- Born: San Francisco, California, United States
- Education: California College of the Arts
- Website: michelepred.com

= Michele Pred =

Swedish-American conceptual artist

Michele Pred (born 1966) is a Swedish-American conceptual artist whose practice includes sculpture, assemblage, and performance. Her work uncovers the cultural and political meaning behind everyday objects with a particular focus on themes like equal pay, reproductive rights, and personal security. Her projects also contain social components that drive the conversation into public spaces. Examples include her exploration of the intersection of personal space and security using airport confiscated items after 9/11, the cultural background of the fight for reproductive rights using thousands of expired birth control pills and the continuing economic and political struggle for women's rights represented by her modified vintage handbag editions.

==Biography==
Pred was born in San Francisco. She grew up in Berkeley, where her father, Allan Pred was a professor of geography at the University of California, and in Stockholm. She attended California College of the Arts in Oakland in the 1990s and graduated with distinction in Interdisciplinary Arts.

== Career ==
Vote Feminist, Pred's fall 2018 solo show at Nancy Hoffman Gallery, foregrounded political issues of voting, pay inequity based on gender and race, and gun violence.

During Miami Art Week in November 2017, Pred organized a Parade Against Patriarchy. Pred curated artists to participate from all over the United States including Pussy Hat creator 'Krista Suh.
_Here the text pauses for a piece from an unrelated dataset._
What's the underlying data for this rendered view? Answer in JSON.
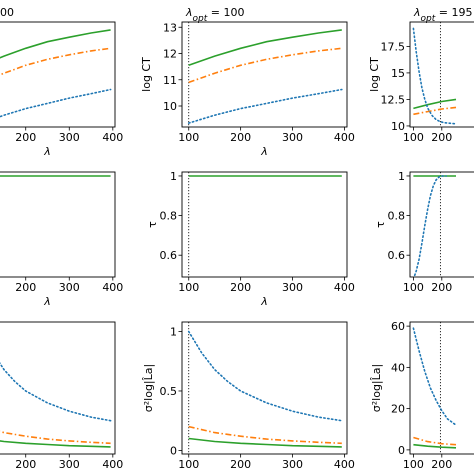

For "Equal Pay Day" on April 4, 2017, Pred handed out precisely cut dollar bills to "reflect the pay percentages paid to women based on their race." Pred performed her art work for an hour on Market street in San Francisco to spread word about the gender pay gap.

April 14, 2017 Amy Schumer included Pred's limited edition "Pro Choice" handbag in her "19 Things Amy Schumer Really Loves" interview with InStyle. Schumer also promoted the handbag on Instagram.

In October, 2016 Pred, dressed as a 1960s era stewardess handed out "Official Air Travel Replacement" pocket knives in the San Francisco International Airport's baggage terminal to commemorate the 15th anniversary of September 11 and the passage of the Patriot Act.

In 2016 Pred created a series of T-shirt designs promoting women's reproductive freedom. Her work is in the permanent collection at the 9/11 Memorial Museum in New York.

Pred created an art series as a response to Supreme Court decisions limiting access to abortion and contraceptives for women.
  In 2007 she created an exhibit featuring items confiscated at airports for security reasons.

Pred was an adjunct professor at California College of the Arts from 2007 to 2015.

==Collaborations & Public Projects==
Pred is a member of For Freedoms, the first artist-run Super PAC founded by artists Eric Gottesman and Hank Willis Thomas. She has participated in several projects with the organization including an exhibition at Jack Shainman in New York, and her project #HerBodyHerVote at Expo Chicago, 2016, and an electronic billboard "My Body My Business" by the San Mateo Bridge in the San Francisco Bay Area.